Blu Oceano/Blue, Grigio Alfieri/Burgundy or Grigio Touring/Black – all very sexy, classy combinations which you can have fun configuring online.
Maserati has installed the biggest capacity (that sounds good, doesn’t it?), 4691cc V8 from the ‘S’ models in the GranCabrio and matched it – as standard – to a six-speed, torque-converter automatic. Also carried over are the dual-cast front discs: really good stoppers that I had tested in the GranTurismo S on the track that day.
Both the increase in power (440HP vs. 405HP for the 4244cc) and the improved brakes make themselves felt, and it’s a fine combination that means performance for the convertible (as promised by the factory) is only a touch lower than that of the similarly equipped S coupé.

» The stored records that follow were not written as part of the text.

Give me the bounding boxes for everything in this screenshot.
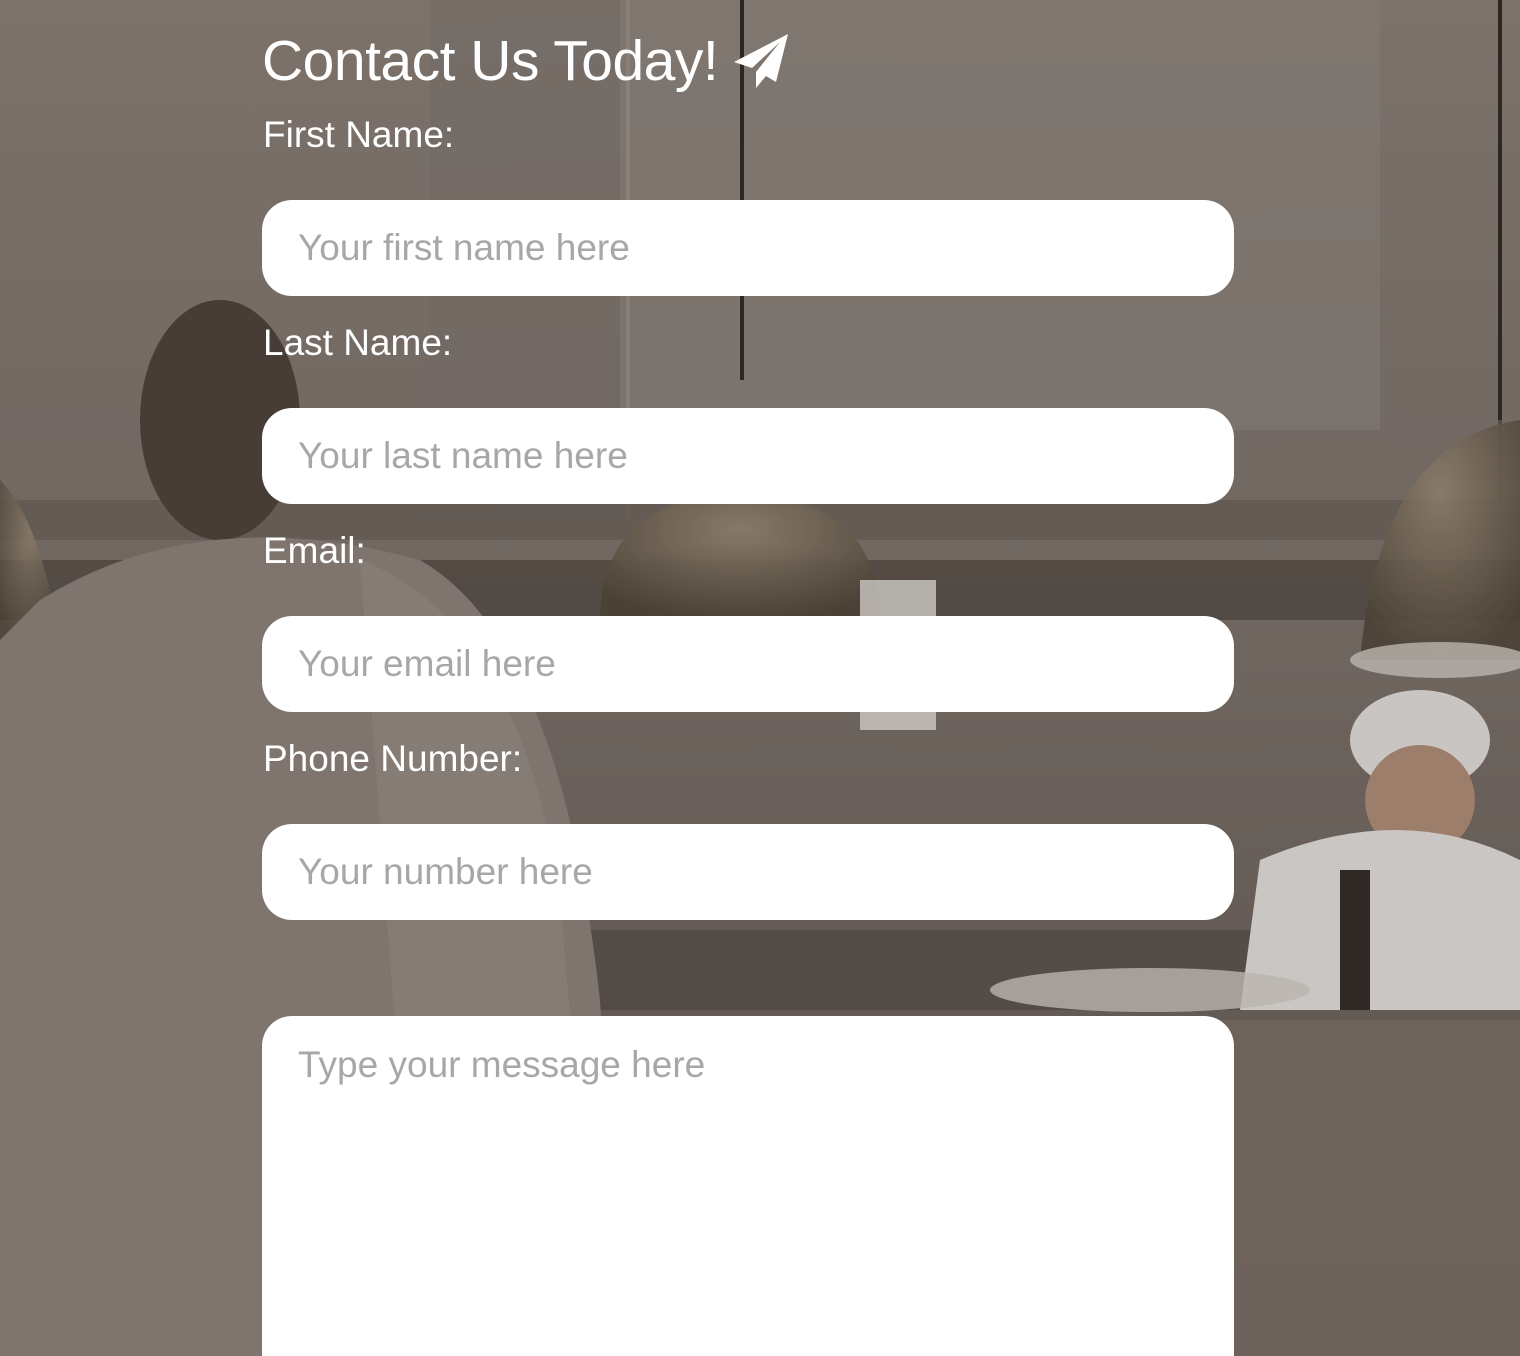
phone-label: Phone Number: <box>263 738 523 779</box>
first-name-label: First Name: <box>263 114 455 155</box>
first-name-input[interactable] <box>262 200 1234 296</box>
email-label: Email: <box>263 530 366 571</box>
last-name-label: Last Name: <box>263 322 453 363</box>
paper-plane-icon <box>732 32 790 90</box>
message-textarea[interactable] <box>262 1016 1234 1356</box>
contact-title: Contact Us Today! <box>262 29 719 93</box>
phone-input[interactable] <box>262 824 1234 920</box>
email-input[interactable] <box>262 616 1234 712</box>
contact-heading: Contact Us Today! <box>262 26 790 96</box>
last-name-input[interactable] <box>262 408 1234 504</box>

Carrying, as it does, an extra 100kg or so, the GranCabrio will do the 0-62mph sprint in 5.3 seconds (5.0 seconds for the coupé), while top speed is down from 183mph to 175mph. No, you won’t notice it.
On the road, it feels (quite appropriately) a softer car than the coupé – more like the standard non-S, in fact. And there’s nothing wrong with that. Pressing the 'Sport' button on Skyhook suspension-equipped cars just makes things unnecessarily uncomfortable and is best avoided. On all GranCabrios, Sport sharpens the engine mapping, holds lower gears longer and creates a little more V8 roar.
Motorway speeds, roof-down with the optional ‘Windstop’ barrier in place, are easy; there’s little buffeting or noise. When carrying rear-seat passengers, the Windstop folds in half (without an instruction manual, that procedure is one for Mensa members only...) and stows in the boot – pretty well filling it up, it has to be said. At 173 litres it makes the DB9 Volante (only travelling toothbrushes, please) appear the antique dealer’s friend.
However, for medium-length journeys only, like the GranTurismo it’s a genuine four-seater; on a par with a Bentley Continental GTC, and far and away the best in a group comprising California/V8 Vantage Roadster/DB9 Volante/XK Convertible. The roof has to go somewhere, and decent-sized seats have to be fitted, so it’s the boot-space that suffers – as simple as that.
In the UK, a generously-equipped-as-standard Maserati GranCabrio carries a price of £96,175. Marque loyalties apart, I would say that this compares very favourably with the opposition, being lower-priced than a DB9 Volante, roomier than a V8 Vantage Roadster and considerably more affordable than the much faster, metal-roofed/CCM-braked/twin-clutch transmissioned California. All of these cars make the £73,500 Jaguar XK 5.0 Portfolio Convertible we tested last year look considerable value, yet it has much less space behind the front seats.
With deliveries only just arriving, to April this year Maserati GB had sold 28 cars. That’s another 203 to go but, for those looking for a deluxe convertible, a quick drive in the GranCabrio could have this figure tumbling by autumn-time.